The Supreme Court has begun to weigh arguments in regard to Affirmative Action.
Affirmative Action refers to a broad set of techniques and strategies to increase diversity in a given field or area. Affirmative action is generally associated with race and “quotas” but the programs are broader than that. However, in this case, the Supreme Court is considering the racial angle. Specifically, the constitutionality of using race as a factor in college admissions.
The Supreme Court has ruled on this issue a couple of times in the past two decades.
In 2003 the court ruled in Gratz v. Bollinger that the University of Michigan’s practice of giving underrepresented groups extra points toward admission was a violation of the 14th amendment.
In 2016 the court ruled in Fisher v. University of Texas that schools had an understandable interest in creating a diverse student body and that their limited use of race as a minor factor passed the test of “strict scrutiny” and did not violate the Equal Protection Clause.

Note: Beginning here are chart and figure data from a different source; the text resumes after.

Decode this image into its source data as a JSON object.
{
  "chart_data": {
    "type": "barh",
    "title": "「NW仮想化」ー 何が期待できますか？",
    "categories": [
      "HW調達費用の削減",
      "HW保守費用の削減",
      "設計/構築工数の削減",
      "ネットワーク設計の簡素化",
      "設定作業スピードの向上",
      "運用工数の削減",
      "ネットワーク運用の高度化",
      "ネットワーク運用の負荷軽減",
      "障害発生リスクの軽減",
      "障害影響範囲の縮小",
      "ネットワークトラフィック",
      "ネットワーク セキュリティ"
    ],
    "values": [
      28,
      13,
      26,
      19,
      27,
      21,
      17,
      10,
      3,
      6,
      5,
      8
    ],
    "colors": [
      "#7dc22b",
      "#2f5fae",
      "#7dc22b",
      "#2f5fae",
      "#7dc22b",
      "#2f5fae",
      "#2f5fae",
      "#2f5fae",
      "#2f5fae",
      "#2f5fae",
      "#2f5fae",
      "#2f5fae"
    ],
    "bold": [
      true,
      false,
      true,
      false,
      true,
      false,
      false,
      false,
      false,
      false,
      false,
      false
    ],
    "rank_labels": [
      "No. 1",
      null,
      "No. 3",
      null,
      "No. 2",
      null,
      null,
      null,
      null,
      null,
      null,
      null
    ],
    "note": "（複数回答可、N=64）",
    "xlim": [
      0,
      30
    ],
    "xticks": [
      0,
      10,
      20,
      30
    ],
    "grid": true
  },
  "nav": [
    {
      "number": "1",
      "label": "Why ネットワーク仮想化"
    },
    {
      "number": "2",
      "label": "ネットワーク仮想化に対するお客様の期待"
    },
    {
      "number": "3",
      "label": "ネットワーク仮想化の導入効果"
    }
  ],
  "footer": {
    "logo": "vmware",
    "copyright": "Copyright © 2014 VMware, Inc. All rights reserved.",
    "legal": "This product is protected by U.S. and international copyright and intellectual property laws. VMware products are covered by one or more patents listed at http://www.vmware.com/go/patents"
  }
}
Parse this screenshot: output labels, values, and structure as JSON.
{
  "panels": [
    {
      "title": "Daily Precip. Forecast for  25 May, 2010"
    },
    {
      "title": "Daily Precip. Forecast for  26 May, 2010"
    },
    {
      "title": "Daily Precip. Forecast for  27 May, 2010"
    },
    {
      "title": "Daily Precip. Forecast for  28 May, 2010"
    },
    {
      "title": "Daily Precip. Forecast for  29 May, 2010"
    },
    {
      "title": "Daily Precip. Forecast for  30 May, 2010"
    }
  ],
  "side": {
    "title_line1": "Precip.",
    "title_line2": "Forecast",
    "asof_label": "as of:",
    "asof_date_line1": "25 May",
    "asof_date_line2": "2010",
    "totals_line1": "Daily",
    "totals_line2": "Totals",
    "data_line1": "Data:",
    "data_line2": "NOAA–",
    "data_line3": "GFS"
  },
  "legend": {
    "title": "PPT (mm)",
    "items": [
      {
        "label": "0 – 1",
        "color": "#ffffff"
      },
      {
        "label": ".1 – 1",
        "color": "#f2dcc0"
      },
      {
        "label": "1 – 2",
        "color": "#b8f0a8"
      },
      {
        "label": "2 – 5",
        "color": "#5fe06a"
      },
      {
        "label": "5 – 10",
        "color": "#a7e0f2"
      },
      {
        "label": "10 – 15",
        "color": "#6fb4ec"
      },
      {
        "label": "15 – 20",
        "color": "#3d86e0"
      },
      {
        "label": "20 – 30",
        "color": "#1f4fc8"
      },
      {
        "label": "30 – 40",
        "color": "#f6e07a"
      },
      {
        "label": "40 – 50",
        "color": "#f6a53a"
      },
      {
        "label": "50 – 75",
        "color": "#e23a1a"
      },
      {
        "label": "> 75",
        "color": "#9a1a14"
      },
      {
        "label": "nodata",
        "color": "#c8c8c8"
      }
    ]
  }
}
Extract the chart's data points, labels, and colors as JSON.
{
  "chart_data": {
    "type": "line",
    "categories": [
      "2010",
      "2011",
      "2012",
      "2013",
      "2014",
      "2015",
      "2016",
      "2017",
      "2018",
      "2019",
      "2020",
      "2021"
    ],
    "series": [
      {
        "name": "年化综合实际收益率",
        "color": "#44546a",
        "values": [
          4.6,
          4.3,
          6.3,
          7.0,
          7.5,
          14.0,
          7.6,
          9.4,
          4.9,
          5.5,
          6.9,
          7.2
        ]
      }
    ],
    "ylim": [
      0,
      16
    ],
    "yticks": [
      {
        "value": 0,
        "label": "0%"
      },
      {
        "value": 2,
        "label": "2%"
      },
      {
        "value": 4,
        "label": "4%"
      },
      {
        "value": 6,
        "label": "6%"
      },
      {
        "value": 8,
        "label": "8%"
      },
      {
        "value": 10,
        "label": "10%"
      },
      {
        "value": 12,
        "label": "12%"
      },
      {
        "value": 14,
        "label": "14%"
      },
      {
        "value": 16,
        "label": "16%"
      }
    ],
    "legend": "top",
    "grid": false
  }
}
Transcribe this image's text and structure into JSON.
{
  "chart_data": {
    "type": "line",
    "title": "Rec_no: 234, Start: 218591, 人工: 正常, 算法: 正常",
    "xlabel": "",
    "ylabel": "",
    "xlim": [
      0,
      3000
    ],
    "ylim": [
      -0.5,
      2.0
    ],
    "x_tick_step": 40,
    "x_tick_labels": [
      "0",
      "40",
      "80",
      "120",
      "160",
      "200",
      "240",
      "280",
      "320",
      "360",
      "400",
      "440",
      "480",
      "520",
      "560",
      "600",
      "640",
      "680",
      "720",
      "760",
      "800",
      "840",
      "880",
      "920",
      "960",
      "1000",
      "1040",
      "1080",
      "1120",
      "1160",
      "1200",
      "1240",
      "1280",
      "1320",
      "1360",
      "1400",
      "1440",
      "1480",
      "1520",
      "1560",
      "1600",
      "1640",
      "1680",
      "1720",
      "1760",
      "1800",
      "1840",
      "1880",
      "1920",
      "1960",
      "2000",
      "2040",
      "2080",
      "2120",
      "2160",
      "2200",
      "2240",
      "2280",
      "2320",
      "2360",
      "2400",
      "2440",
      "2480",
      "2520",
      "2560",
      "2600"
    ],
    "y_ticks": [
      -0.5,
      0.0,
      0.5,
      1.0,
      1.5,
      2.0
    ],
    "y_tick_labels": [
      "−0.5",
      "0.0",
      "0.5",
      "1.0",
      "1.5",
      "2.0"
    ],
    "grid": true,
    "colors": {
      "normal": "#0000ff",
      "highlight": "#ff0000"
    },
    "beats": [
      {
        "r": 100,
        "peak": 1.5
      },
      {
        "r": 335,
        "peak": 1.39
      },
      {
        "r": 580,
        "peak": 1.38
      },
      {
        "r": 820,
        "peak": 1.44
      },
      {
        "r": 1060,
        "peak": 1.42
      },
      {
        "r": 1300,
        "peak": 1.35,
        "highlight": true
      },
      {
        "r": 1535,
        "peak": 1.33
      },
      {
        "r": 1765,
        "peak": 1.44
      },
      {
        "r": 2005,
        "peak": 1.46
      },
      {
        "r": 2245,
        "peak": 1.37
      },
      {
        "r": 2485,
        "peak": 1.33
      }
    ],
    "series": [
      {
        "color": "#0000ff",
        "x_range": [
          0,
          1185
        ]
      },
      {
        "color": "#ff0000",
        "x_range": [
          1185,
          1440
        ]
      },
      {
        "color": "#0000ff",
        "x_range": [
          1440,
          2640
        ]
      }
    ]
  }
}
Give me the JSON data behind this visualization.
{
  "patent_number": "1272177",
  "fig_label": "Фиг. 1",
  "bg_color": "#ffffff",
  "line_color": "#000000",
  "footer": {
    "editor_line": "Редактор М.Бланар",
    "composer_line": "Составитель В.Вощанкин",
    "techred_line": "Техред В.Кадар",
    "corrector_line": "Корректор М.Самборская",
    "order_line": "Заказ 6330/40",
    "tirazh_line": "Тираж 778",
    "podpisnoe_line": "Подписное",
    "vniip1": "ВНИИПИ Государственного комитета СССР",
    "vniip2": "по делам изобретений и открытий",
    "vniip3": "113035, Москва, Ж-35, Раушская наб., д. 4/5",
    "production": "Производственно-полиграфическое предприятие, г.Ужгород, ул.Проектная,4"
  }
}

The cases before the court now are Students for Fair Admissions v. President & Fellows of Harvard College and Students For Fair Admissions v. University of North Carolina. Both cases are the project of Edward Blum. A conservative litigant who specializes in challenging race-based policies. If he gets his way the decisions in these court cases will overturn the previous decisions that allowed for use of race in admissions.
The conservative majority seems poised to oblige. Several of the conservative justices are openly skeptical of the use of race. A couple actually were on the dissenting end of the previous 2016 decision.
Opponents of the policies say that they are unfair to White and Asian students and violate the Equal Protection Clause. Proponents say that colleges need these policies to have a diverse pool of students.